The insignificant impact of the FII policy on the stock market may be a result of the current investment restrictions on the foreign investors, rigid application procedures and the hypothetical problems in the Indian stock market. Further, steps must be taken by the government of India to encourage the inflow of capital by the FIIs as these flows increase the domestic investments without any rise in the foreign debt.

The FIIs can also raise the stock prices; reduce the cost of equity capital, encourage investments by Indian firms and initiate further improvements in the securities market design and corporate

governance. The expert groups have suggested that in order to encourage the FII flows, sufficiently high limits of investment must be set, there must be a rise in supply of good quality equities by disinvesting in the public sector, FII investment caps must be established etc.

8.1-LIMITATIONS OF RESEARCHBroader and long term issues involving foreign portfolio investment in India and their nationwide implications have not been discussed in


this research. Moreover, the analysis is done on the daily stock indices of Bombay stock exchanges Sensitive Index (Sensex) alone which only constitutes thirty major companies of India rather than NIFTY (National stock exchange) which contains hundred major companies of the country. A detailed understanding of FII inflows can help address the questions in a more informed manner allowing a better evaluation of risks and benefits related to the permission of FIIs in the country.
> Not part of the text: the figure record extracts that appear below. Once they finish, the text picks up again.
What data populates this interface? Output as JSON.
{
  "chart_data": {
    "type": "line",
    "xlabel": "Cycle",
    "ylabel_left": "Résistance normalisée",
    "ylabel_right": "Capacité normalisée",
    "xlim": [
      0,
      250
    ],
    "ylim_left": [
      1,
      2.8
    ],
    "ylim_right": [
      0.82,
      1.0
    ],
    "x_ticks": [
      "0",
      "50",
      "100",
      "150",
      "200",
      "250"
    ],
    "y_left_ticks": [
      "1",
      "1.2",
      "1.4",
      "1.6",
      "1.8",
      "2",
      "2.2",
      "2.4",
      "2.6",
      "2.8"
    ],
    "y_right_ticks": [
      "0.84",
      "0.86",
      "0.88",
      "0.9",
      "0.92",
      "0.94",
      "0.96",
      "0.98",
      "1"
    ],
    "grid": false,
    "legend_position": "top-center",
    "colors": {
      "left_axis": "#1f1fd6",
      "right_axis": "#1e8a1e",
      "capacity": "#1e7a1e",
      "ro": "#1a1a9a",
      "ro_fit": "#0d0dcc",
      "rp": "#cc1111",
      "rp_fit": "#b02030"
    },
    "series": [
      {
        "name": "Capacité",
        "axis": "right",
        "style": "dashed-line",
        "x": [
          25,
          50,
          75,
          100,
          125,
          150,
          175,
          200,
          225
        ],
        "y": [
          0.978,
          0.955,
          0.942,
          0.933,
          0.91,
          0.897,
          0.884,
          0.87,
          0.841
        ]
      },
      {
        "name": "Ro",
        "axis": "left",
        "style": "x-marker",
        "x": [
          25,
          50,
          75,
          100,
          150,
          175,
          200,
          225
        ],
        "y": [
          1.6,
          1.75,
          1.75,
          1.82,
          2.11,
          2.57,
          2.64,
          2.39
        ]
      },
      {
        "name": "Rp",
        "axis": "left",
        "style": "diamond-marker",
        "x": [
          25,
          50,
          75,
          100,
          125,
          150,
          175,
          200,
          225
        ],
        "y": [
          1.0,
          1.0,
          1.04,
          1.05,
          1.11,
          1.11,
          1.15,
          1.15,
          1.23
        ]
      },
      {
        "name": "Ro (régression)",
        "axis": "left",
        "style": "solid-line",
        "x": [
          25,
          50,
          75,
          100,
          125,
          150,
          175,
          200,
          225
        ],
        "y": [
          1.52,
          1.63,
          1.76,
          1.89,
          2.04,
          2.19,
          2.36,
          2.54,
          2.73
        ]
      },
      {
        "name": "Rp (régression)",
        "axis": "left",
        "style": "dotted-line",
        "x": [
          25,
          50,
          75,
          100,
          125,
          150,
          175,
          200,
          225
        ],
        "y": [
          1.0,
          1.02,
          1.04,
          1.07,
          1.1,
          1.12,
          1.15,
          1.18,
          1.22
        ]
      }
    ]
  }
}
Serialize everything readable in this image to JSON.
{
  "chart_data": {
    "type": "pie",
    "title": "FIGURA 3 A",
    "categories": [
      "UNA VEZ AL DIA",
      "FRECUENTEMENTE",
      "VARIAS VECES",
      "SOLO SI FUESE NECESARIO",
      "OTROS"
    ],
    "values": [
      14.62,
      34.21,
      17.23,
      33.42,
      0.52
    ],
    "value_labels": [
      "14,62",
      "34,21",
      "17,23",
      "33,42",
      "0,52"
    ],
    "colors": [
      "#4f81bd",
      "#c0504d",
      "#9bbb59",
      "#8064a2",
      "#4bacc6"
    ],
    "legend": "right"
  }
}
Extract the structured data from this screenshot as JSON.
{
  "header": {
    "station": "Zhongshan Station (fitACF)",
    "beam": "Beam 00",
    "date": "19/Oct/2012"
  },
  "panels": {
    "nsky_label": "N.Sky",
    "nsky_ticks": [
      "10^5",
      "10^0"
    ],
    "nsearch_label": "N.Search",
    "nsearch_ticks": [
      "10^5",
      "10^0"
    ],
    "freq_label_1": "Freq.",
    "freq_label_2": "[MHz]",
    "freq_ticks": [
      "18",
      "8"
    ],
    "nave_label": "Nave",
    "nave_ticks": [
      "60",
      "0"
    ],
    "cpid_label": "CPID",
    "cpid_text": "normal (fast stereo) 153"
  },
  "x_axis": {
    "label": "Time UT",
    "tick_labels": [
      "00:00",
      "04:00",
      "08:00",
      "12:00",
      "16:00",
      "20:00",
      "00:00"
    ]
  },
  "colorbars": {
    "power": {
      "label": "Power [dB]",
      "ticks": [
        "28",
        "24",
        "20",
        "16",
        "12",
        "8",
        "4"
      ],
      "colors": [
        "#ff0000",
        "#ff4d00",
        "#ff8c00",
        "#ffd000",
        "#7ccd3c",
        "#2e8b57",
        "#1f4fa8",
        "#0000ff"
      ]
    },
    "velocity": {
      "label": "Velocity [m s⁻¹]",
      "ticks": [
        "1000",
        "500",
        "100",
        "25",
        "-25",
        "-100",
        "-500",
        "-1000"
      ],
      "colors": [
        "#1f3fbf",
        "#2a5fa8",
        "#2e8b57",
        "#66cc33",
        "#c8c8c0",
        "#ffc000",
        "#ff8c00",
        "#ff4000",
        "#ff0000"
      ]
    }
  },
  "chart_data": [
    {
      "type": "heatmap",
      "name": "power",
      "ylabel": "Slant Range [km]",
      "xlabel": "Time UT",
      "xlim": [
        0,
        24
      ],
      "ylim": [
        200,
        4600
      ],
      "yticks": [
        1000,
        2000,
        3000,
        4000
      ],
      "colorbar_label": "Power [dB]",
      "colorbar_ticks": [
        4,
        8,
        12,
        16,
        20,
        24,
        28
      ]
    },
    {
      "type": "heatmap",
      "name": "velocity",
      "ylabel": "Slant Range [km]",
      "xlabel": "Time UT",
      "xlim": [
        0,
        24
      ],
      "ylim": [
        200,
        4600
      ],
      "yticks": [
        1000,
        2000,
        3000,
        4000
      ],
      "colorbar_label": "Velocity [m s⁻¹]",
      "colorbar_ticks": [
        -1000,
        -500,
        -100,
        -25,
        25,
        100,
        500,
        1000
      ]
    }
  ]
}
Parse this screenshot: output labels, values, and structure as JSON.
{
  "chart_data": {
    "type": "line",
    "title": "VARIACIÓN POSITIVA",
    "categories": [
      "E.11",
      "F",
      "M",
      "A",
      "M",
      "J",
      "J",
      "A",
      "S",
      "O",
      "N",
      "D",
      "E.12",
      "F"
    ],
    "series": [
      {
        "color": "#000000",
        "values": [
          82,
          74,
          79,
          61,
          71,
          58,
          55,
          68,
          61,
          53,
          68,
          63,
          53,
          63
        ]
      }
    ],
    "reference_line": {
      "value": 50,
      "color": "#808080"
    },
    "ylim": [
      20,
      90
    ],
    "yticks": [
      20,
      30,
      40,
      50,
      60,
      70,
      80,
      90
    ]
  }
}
This research provides an overview to the opening up of the Indian stock market to the foreign investors and the effects of liberalization on the stock market returns. It also examines the investment behaviour of FIIs and the long term effect of foreign inflow on the development of the stock market and the economy as a whole. But a more detailed study using the daily data of stock returns as well as the transactions of FIIs at stock market levels (for both Bombay stock exchange and National stock exchange) can help in tackling the questions related to the herding and positive feedback trading behaviour of the FIIs. The extent to which the participation of FIIs in


Indian markets has helped in reducing the cost of equity capital to the industries of India is also an important matter to investigate.